Не выйдет. Я вот меняюсь с ним ролями, и мне ничуть не стыдно, я незаметно повернул ситуацию, как прохожий, который не дал ни гроша уличному певцу и вполголоса напевает на ходу бесплатно подслушанную песню. Я слушаю, заимствую, краду, освежаю свою память, присваиваю себе его надежды, обиды, сомнения и веру в свою судьбу. Я сдираю с него шкуру, пользуюсь его историей, как это сделал бы писатель, но с иной целью, чтобы претворить в жизнь, а не изложить на бумаге, если я и черпаю в нем вдохновение, то только для того, чтобы потом получше войти в роль, если веду себя с ним как людоед, то только чтобы вылепить с него Ришара Глена. Да, ему двадцать, ну и что? Допустим, его первый роман не будет иметь успеха, второй уже никто не захочет публиковать, а он не отступится, не захочет заняться чем-то другим, не захочет снова стать простым смертным и получить другую профессию, отказаться от своего призвания ради спокойствия и стабильного жалованья, признать, что его таланта хватило на одну книжку, что он перегорел. И тогда в сорок лет он останется самим собой, таким, как я, то есть, как я, Ришар Глен. Боже милосердный, вот он, Ришар Глен! Разумеется, этот юноша! Только юноша закостеневший, засохший, словно букет цветов, — тот же цвет, объем, обрамление — но они мертвые и вполне презентабельные. Все мои разочарования, жертвы и компромиссы могли бы привести к тому же результату, что и его непреклонность, упорство, наивная пылкость. Если бы не двадцать лет разницы, мы с этим Гийомом — фамилию запамятовал — были бы как братья-близнецы! Спасибо, парень, спасибо, ты никогда не узнаешь, как я тебе благодарен.

— Я сказал глупость, да? — беспокоится будущий бывший юноша.

— Нет, — успокаиваю его я. — Просто кусок креветки в зубах застрял.

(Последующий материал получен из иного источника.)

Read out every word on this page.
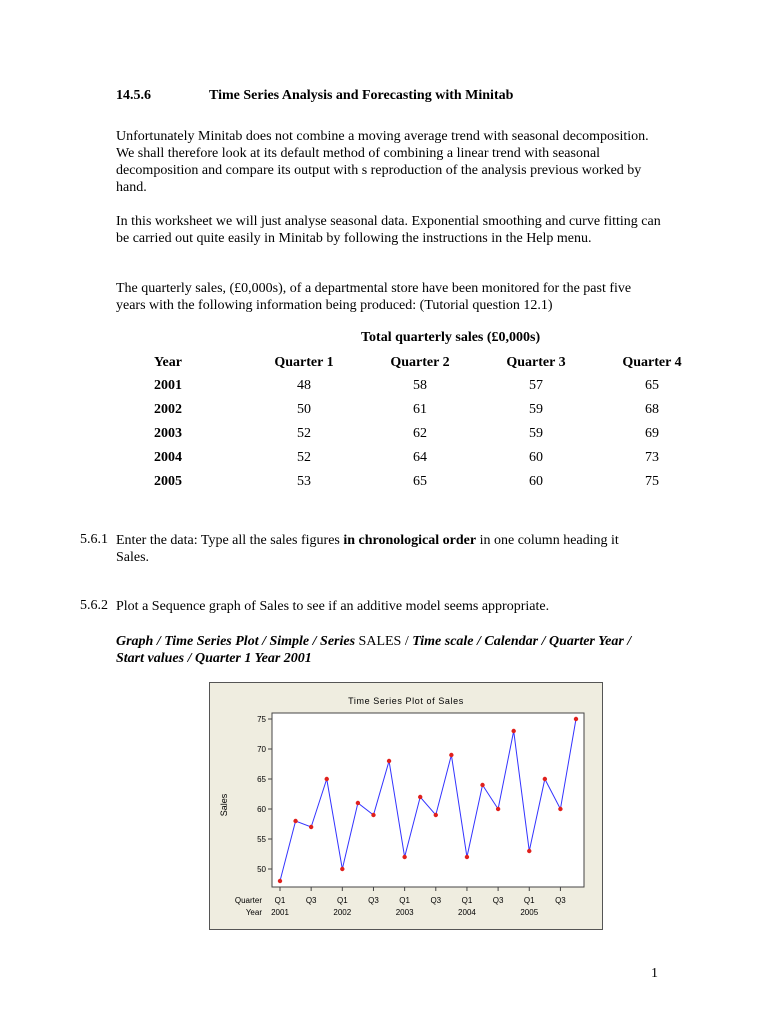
14.5.6	Time Series Analysis and Forecasting with Minitab

Unfortunately Minitab does not combine a moving average trend with seasonal decomposition. We shall therefore look at its default method of combining a linear trend with seasonal decomposition and compare its output with s reproduction of the analysis previous worked by hand.

In this worksheet we will just analyse seasonal data. Exponential smoothing and curve fitting can be carried out quite easily in Minitab by following the instructions in the Help menu.

The quarterly sales, (£0,000s), of a departmental store have been monitored for the past five years with the following information being produced: (Tutorial question 12.1)

Total quarterly sales (£0,000s)
Year	Quarter 1	Quarter 2	Quarter 3	Quarter 4
2001	48	58	57	65
2002	50	61	59	68
2003	52	62	59	69
2004	52	64	60	73
2005	53	65	60	75
5.6.1 Enter the data: Type all the sales figures in chronological order in one column heading it Sales.

5.6.2 Plot a Sequence graph of Sales to see if an additive model seems appropriate.

Graph / Time Series Plot / Simple / Series SALES / Time scale / Calendar / Quarter Year / Start values / Quarter 1 Year 2001

Time Series Plot of Sales
Sales
50
55
60
65
70
75
Quarter
Year
Q1	Q3	Q1	Q3	Q1	Q3	Q1	Q3	Q1	Q3
2001	2002	2003	2004	2005
1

И отворачиваюсь, пряча за скомканной салфеткой свою радость и зубочистку.

* * *

Я смотрю, как Лили ковыляет по тротуару под руку с новым протеже. Гийом отвезет его в Севр, что столько раз делал и я под аккомпанемент его политической программы, которую он будет излагать от светофора до светофора: заменить подоходный налог обязательной национальной лотереей, закрыть туннель под Ла-Маншем, перейти к социал-монархизму в качестве защиты от фашизма, возродить феодальные ценности для борьбы с безработицей и увольнениями, помочиться у ворот Сен-Клу, купить упаковку пива и выпить ее перед сном.